Padraig: 'I would be very wary of (Tiger)'
NEWPORT, Wales - Not that anyone could possibly know what Tiger Woods is thinking - including Woods, who a few weeks ago at the BMW Championship questioned the operating capacity of his brain as he undergoes swing changes with new coach Sean Foley - but Padraig Harrington thinks he has an inkling of the pressures the No. 1 player in the world faces this week in the 38th Ryder Cup.
Like Woods, whose abbreviated season is void of a victory, Harrington has struggled this season and is only in attendance at Celtic Manor Resort through the good graces of a captain's selection.
He's a wild card ... perhaps in more ways than one.
"I don't think I've ever been described as wild before, a wild card," the garrulous Irishman said Wednesday, drawing laughs.
Of course, when European captain Colin Montgomerie used one of his three captain's picks on the three-time major champion, it drew a fair bit of criticism. No surprise, then, that Harrington has been energetic and focused in these days leading up to the start of the matches Friday.

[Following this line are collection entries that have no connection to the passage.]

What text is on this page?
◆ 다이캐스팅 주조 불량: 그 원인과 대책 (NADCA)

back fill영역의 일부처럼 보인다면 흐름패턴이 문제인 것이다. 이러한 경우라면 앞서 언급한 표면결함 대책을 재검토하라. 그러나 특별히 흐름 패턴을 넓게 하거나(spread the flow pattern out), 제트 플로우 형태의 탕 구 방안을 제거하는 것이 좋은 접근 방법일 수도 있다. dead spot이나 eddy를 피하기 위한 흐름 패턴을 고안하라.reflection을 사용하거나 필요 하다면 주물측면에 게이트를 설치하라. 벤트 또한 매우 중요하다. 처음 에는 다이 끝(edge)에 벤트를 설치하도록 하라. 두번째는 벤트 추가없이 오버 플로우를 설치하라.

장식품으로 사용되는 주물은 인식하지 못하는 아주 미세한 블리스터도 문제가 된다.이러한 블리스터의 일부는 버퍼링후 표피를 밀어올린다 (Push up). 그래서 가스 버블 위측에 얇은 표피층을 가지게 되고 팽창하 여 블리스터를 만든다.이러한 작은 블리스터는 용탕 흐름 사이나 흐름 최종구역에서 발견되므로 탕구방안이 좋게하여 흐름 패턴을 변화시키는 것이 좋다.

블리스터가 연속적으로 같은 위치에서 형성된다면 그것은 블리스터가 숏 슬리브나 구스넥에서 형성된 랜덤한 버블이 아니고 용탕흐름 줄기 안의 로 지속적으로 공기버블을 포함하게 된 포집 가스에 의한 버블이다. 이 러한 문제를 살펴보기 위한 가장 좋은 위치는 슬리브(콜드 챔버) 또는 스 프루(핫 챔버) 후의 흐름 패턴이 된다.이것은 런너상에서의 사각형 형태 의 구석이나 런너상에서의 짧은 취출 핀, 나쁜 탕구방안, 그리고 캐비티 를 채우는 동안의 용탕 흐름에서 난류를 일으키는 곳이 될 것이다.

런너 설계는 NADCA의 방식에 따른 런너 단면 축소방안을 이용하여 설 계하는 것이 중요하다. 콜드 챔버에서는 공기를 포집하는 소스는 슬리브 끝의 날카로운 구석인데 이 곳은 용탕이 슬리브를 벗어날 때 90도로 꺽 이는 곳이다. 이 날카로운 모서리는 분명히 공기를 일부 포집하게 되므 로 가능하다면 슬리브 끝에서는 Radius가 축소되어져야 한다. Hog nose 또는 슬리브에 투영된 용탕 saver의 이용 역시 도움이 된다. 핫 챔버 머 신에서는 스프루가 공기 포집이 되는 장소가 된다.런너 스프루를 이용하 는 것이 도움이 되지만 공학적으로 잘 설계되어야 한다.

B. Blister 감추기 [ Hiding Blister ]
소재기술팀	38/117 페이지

"It obviously puts you under a little bit more focus during the week, and brings certain expectations and certain pressure," said Harrington, who has been a disappointment in the last two Ryder Cups, going a combined 0-7-2. "So it's certainly different. It definitely makes you more enthusiastic and keen to play your part and do everything you can amongst the team."
Woods was absent from the U.S. victory at Valhalla in 2008 and went 5-5 in his two previous appearances, both nine-point blowout victories for the Europeans.
He and Harrington both will be making their sixth Ryder Cup appearances, and Harrington, who arrived at Celtic Manor Sunday night raring to go - compared to '08 when he was drained after winning the Open Championship and PGA Championship consecutively - figures Woods will be just as motivated as he has been thus far.
"All I know, speaking of Tiger," Harrington began, "(is) I assume he's coming in here in a similar frame of mind to me, as in, he's played his way into the teams over the years and has struggled with the team element, him knowing the way he performs to do his individual thing and he plays his practice rounds very early in the morning; having to play Ryder Cup and all of these things organized and having to play fiveâ¿¿hour practice rounds at 11 o'clock in the day has been tough on him over the years.
"I'm sure this time, having been a pick, he will be a lot more enthusiastic about the Ryder Cup."
As for the Rory McIlroy comment that is getting a lot of airing out in the days before the matches (McIlroy said he was keen on playing against the world's No. 1 player after Woods struggled at the Bridgestone Invitational), Harrington thought this was probably not the time to tangle with Tiger.
"I think in previous years, every single one of the European team would have loved to step up against Tiger Woods, because as everybody always feels, he's expected to win. It was un-losable. So in many ways, it will be a tougher match this time around. So I'd be ... you know, when he's on top of the world, which he still is No. 1, but certainly in previous years, it was a shot at nothing when you got to play Tiger. This year, it will be a tougher match. He'll be more enthusiastic, more motivated, so I would be very wary of him myself."
Congruently, Americans might want to be a bit more wary of Harrington this time around, too, it seems.